2022-03-12刘勇峰梅乐园张玉富陈聪

温州医科大学学报 2022年2期
关键词:出血点内瘘门静脉

刘勇峰,梅乐园,张玉富,陈聪

延安大学附属医院 肝胆胰外科,陕西 延安 716000

胆囊-门静脉内瘘为临床罕见疾病,是胆囊内巨大结石长期压迫胆囊壁与门静脉及右支之间组织,导致局部组织缺血、坏死,反复炎症,最终在门静脉-胆囊腔之间形成内瘘血流通道。患者有10年以上胆囊结石病史,近期有上腹疼痛、发烧、反复黑便、乏力及贫血表现。常规术前超声检查较难诊断,仔细观察可能发现门静脉与胆囊腔之间异常彩超血流信号(活动期)。增强MRI/CT诊断率高,是首选检查方法,但是检查费用较高。详细询问病史,对可疑胆内瘘患者常规选择磁共振胰胆管造影(magnetic resonance cholangiopancreatography,MRCP)检查,认真做好数字三维重建图形,术前能明确胆囊-门静脉内瘘解剖定位,有预案规划实施手术,避免术中出血被动止血,增加手术风险。

1 病例资料

1.1 病史 患者,男,48岁,于2021年3月5日以间断性腹痛、黑便3个月,加重伴发烧1 d入院。患者3个月前开始出现上腹部胀痛,间断性发作,有时伴黑便。逐渐出现乏力、纳差,无心慌、气短。既往有13年胆囊结石病史。入院前1 d发冷伴发烧,体温38.6 ℃,门诊腹部超声诊断:胆囊充满型结 石。
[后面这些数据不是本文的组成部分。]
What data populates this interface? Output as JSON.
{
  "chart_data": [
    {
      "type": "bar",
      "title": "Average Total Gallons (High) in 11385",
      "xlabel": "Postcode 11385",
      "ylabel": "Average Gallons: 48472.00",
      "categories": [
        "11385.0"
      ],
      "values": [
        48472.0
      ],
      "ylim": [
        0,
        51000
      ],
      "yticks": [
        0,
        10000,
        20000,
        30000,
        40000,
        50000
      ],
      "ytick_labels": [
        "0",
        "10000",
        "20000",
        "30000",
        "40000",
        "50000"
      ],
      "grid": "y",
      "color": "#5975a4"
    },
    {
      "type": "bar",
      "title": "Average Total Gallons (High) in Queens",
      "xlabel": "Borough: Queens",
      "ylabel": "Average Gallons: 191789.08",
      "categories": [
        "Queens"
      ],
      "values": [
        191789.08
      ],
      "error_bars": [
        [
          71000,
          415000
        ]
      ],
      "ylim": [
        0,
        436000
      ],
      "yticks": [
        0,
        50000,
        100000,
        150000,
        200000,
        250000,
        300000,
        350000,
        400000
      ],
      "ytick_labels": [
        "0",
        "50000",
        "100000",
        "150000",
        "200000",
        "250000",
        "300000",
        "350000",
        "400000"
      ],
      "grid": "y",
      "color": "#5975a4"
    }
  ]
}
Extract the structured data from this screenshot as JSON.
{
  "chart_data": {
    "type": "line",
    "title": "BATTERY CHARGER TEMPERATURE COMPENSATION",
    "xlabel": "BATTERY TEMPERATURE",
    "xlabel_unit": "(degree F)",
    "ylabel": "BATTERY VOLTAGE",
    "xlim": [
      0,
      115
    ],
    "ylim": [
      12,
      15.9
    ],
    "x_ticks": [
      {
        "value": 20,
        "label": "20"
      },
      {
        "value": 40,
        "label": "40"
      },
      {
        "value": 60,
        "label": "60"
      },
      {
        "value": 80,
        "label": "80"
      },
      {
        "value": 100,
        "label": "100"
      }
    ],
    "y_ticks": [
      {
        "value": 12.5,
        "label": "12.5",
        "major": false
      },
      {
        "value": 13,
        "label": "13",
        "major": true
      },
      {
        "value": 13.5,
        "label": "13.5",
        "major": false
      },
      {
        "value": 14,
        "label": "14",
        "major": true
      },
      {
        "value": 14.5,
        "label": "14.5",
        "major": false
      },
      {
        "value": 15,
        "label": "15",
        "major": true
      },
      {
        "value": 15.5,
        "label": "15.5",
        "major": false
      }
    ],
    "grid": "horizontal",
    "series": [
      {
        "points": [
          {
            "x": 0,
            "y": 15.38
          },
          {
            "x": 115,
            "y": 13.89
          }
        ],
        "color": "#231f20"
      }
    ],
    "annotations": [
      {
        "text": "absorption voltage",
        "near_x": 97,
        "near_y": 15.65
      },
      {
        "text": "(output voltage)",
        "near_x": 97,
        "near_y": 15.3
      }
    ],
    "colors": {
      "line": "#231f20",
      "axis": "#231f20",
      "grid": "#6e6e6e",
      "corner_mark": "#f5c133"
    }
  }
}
1.2 体检 体温38.2 ℃,脉搏91次/min,呼吸17次/min,血压100/70 mmHg(1 mmHg=0.133 kPa),体质量52 kg。神志清楚,发育正常,营养中等。全身皮肤和黏膜无出血点、皮疹、黄染,浅表淋巴结无明显肿大,结膜中度苍白。甲状腺、心肺无异常。腹肌软,右上腹压痛阳性,墨菲氏征阳性,肝、脾未触及肿大,肝区及双肾区叩痛阴性,移动性浊音阴性,肠鸣音正常。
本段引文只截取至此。